Марсов вспыхнув вскочил со стула.

Если бы Лизанька видела Богдана в эту минуту, она бы избежала впоследствии многих лишений и тревог. В его глазах промелькнуло что-то такое, что заставило Марсова отступить на один шаг, а Марсов был не трус…

Но в ту же минуту Богдан стоял уже совершенно спокойно.

Он негодовал не на Марсова лично. Бедный рыцарь попал в дурную минуту, когда слишком много горечи и ненависти накипело в сердце Богдана, ненависти к тому, что разбивало в Лизаньке все счастье ее жизни – и чего Марсов являлся непрошенным представителем.

– Где мы с вами увидимся? – спросил Марсов задыхающимся голосом.

– Нигде. Если вы так злы против меня, то можете зарезать меня на улице. Если я вас встречу на своей дороге, я вас оттолкну, не спрашиваясь, будет ли это сообразно с кодексом общепринятых приличий…

Выведенный из себя, Марсов схватил лежавший на столе складной нож и бросился с ним на Богдана. Богдан принял в левую руку занесенный удар. Рана была до того незначительна, что он и не приметил ее. Он вырвал у Марсова нож, бросил его на пол и вышел спокойными шагами на улицу.

Богдан входил к Лизаньке совершенно с тем же чувством, с каким она ожидала его. Оба уверяли себя, что они твердо решились на хороший подвиг, что они совершенно успокоились на этом своем решении. Оба с большим трудом сдерживали сильное душевное волнение. Когда он вошел, она с радостью бросилась к нему и заплакала. Он не без труда успокоил ее, усадив на диван, и сам сел в кресло на некотором расстоянии. Он закурил папиросу, стараясь придать себе вовсе непринужденный вид; оба старались не глядеть друг на друга; однако же оба заметили с живой внутренней болью, что эти несколько дней дали себя им почувствовать. Разговор долго не мог завязаться.

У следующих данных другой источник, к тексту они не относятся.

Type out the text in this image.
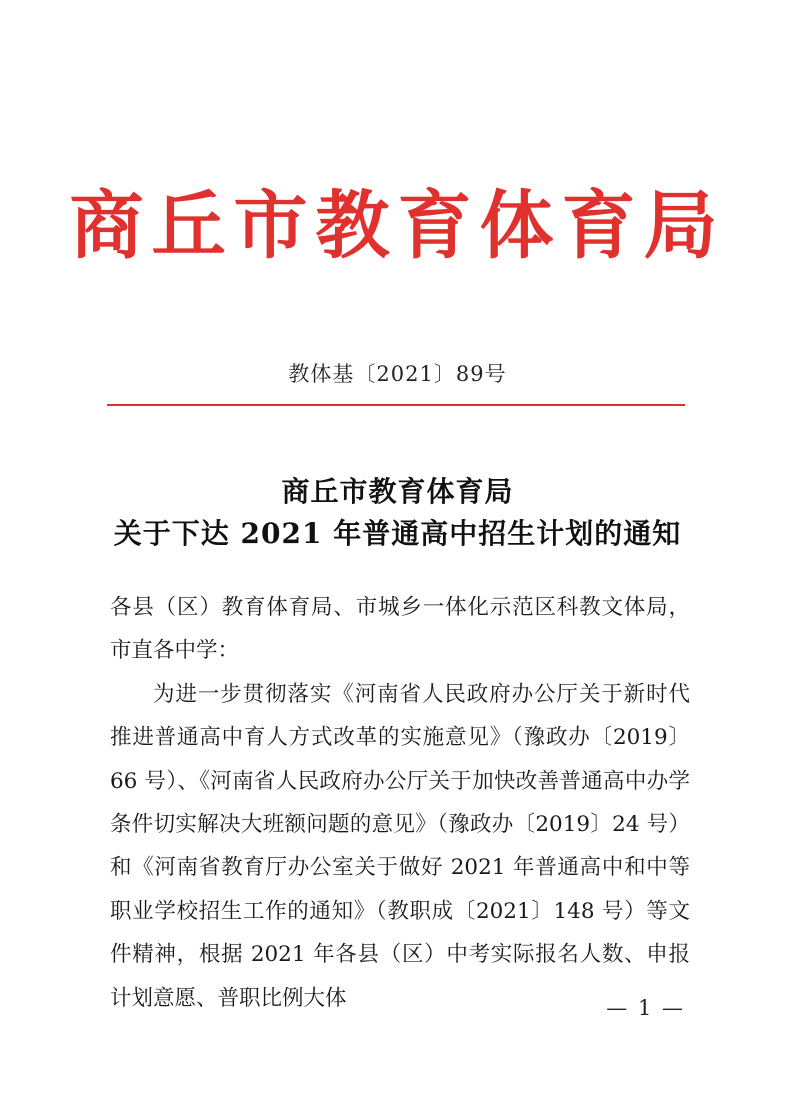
商丘市教育体育局
教体基〔2021〕89号
商丘市教育体育局
关于下达 2021 年普通高中招生计划的通知

各县（区）教育体育局、市城乡一体化示范区科教文体局，市直各中学：

为进一步贯彻落实《河南省人民政府办公厅关于新时代推进普通高中育人方式改革的实施意见》（豫政办〔2019〕66 号）、《河南省人民政府办公厅关于加快改善普通高中办学条件切实解决大班额问题的意见》（豫政办〔2019〕24 号）和《河南省教育厅办公室关于做好 2021 年普通高中和中等职业学校招生工作的通知》（教职成〔2021〕148 号）等文件精神，根据 2021 年各县（区）中考实际报名人数、申报计划意愿、普职比例大体	— 1 —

– Нам, во что бы то ни стало, нужно выйти из этого положения, – сказал наконец Богдан, – оно не может, не должно длиться…

– Да, оно ужасно, – сказала Лизанька, вдруг почувствовав, что вся ее решимость исчезла, как дым. – Но где же выход? – спросила она чуть внятно и с приметной тревогой, не глядя на своего собеседника.

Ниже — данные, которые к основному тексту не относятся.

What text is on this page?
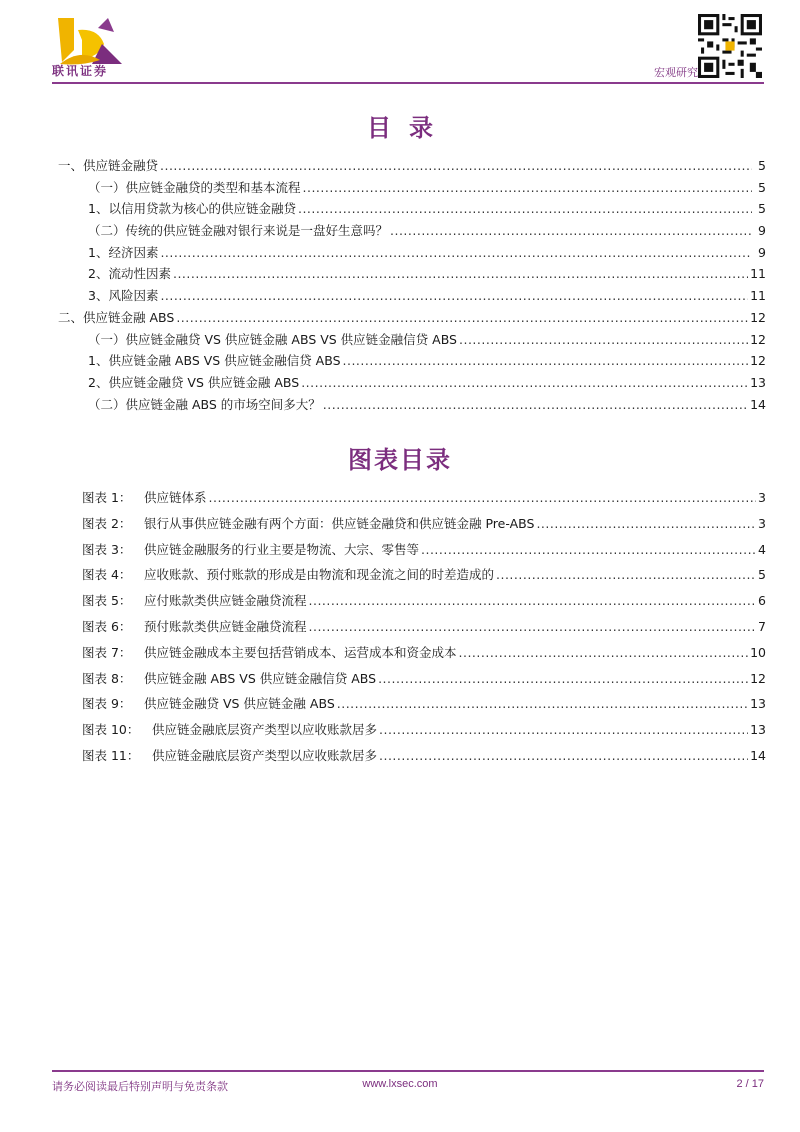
联讯证券	宏观研究
目录
一、供应链金融贷 .....	5
（一）供应链金融贷的类型和基本流程 .....	5
1、以信用贷款为核心的供应链金融贷 .....	5
（二）传统的供应链金融对银行来说是一盘好生意吗？ .....	9
1、经济因素 .....	9
2、流动性因素 .....	11
3、风险因素 .....	11
二、供应链金融 ABS .....	12
（一）供应链金融贷 VS 供应链金融 ABS VS 供应链金融信贷 ABS .....	12
1、供应链金融 ABS VS 供应链金融信贷 ABS .....	12
2、供应链金融贷 VS 供应链金融 ABS .....	13
（二）供应链金融 ABS 的市场空间多大？ .....	14
图表目录
图表 1：	供应链体系 .....	3
图表 2：	银行从事供应链金融有两个方面：供应链金融贷和供应链金融 Pre-ABS .....	3
图表 3：	供应链金融服务的行业主要是物流、大宗、零售等 .....	4
图表 4：	应收账款、预付账款的形成是由物流和现金流之间的时差造成的 .....	5
图表 5：	应付账款类供应链金融贷流程 .....	6
图表 6：	预付账款类供应链金融贷流程 .....	7
图表 7：	供应链金融成本主要包括营销成本、运营成本和资金成本 .....	10
图表 8：	供应链金融 ABS VS 供应链金融信贷 ABS .....	12
图表 9：	供应链金融贷 VS 供应链金融 ABS .....	13
图表 10：	供应链金融底层资产类型以应收账款居多 .....	13
图表 11：	供应链金融底层资产类型以应收账款居多 .....	14
请务必阅读最后特别声明与免责条款	www.lxsec.com	2 / 17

– Да мы должны его найти в самих себе, – сказал Богдан.

Лизанька качала головой.

– Не досадно ли, – говорил Богдан, воодушевляясь, – что самые лучшие чувства в нас обращаются только на мученье нам же самим и всем, к кому мы подходим!

– Что же с этим сделаешь! – печально возразила Лизанька.

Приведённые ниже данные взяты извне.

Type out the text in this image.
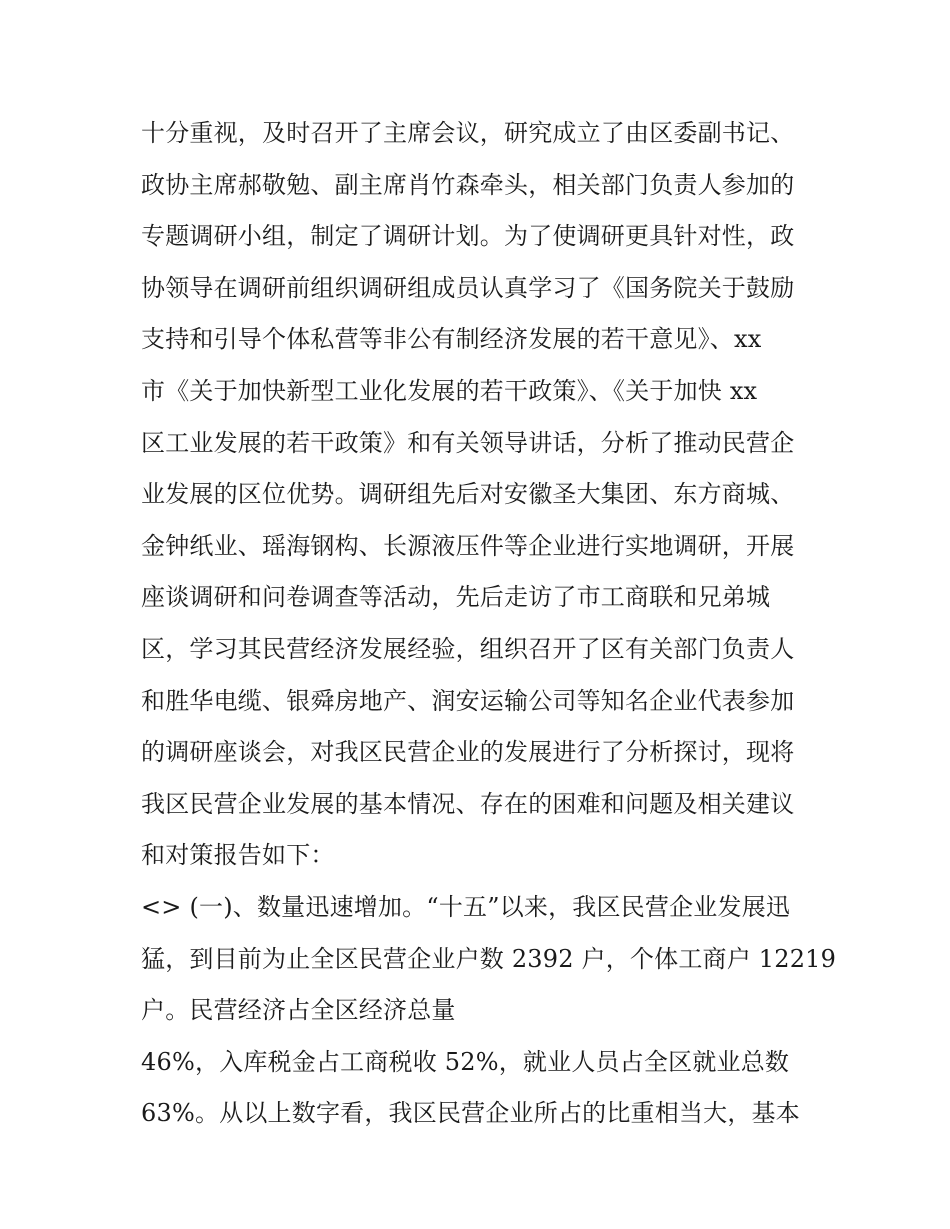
十分重视，及时召开了主席会议，研究成立了由区委副书记、
政协主席郝敬勉、副主席肖竹森牵头，相关部门负责人参加的
专题调研小组，制定了调研计划。为了使调研更具针对性，政
协领导在调研前组织调研组成员认真学习了《国务院关于鼓励
支持和引导个体私营等非公有制经济发展的若干意见》、xx
市《关于加快新型工业化发展的若干政策》、《关于加快 xx
区工业发展的若干政策》和有关领导讲话，分析了推动民营企
业发展的区位优势。调研组先后对安徽圣大集团、东方商城、
金钟纸业、瑶海钢构、长源液压件等企业进行实地调研，开展
座谈调研和问卷调查等活动，先后走访了市工商联和兄弟城
区，学习其民营经济发展经验，组织召开了区有关部门负责人
和胜华电缆、银舜房地产、润安运输公司等知名企业代表参加
的调研座谈会，对我区民营企业的发展进行了分析探讨，现将
我区民营企业发展的基本情况、存在的困难和问题及相关建议
和对策报告如下：
<> (一)、数量迅速增加。“十五”以来，我区民营企业发展迅
猛，到目前为止全区民营企业户数 2392 户，个体工商户 12219
户。民营经济占全区经济总量
46%，入库税金占工商税收 52%，就业人员占全区就业总数
63%。从以上数字看，我区民营企业所占的比重相当大，基本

– Надо уметь подходить к людям, а мы этого совершенно не умеем. Предрассудок ли, недоразвитость ли… Бог знает, что нам мешает…

Он опустил голову на грудь. Он вспомнил Макарова. Вспомнил, как сам он переламывал себя, побеждал свою внутреннюю тревогу, для того только, чтобы занять своего больного друга, дать ему отдохнуть в пустом, насильно-веселом, шутливом разговоре. Он однако же далеко не любил этого человека так, как любил Лизаньку. Отчего же ему так трудно было сделать для нее то, что он делал для него? Отчего же он тут не мог отказаться от всякой требовательности?

– Однако надо встать выше всего этого, – сказал он вслух, отвечая на свою же собственную мысль, – забудьте же все, что я вам сказал, когда мы виделись в последний раз. Смотрите на меня просто, как на человека, искренно и горячо преданного вам, который ничего в вас не ищет, ничего не требует от вас… Который готов каждую минуту стать к вам в такие отношения, каких вы сами пожелаете…

В порыве удивления, благодарности – всего же больше самой живой благодарности, Лизанька бросилась на шею Богдану…

– Боже мой? что это! у вас кровь? – спросила она с испугом, увидя легкую царапину, которую нанес Марсов моему герою.

Богдан в самом деле увидел, что левый рукав его был разрезан и забрызган слегка кровью.

Он старался успокоить Лизаньку. Она сама непременно хотела видеть рану… Она наклонилась над ним. Он чувствовал ее горячее дыхание на своем лице. Это было слишком непосильное испытание.

Новый дружеский союз запечатлелся страстным поцелуем. Лизанька уже не испугалась его. Освободив свою голову из страстных объятий, она положила обе руки на его шею… Она с любовью впилась сверкающими глазами в это смуглое, похудевшее лицо…

* * *

Голубой свет только что начинающегося утра проникал узкой полосой между неплотно притворенных ставень комнаты Богдана…

Лизанька спала взволнованным, но глубоким сном.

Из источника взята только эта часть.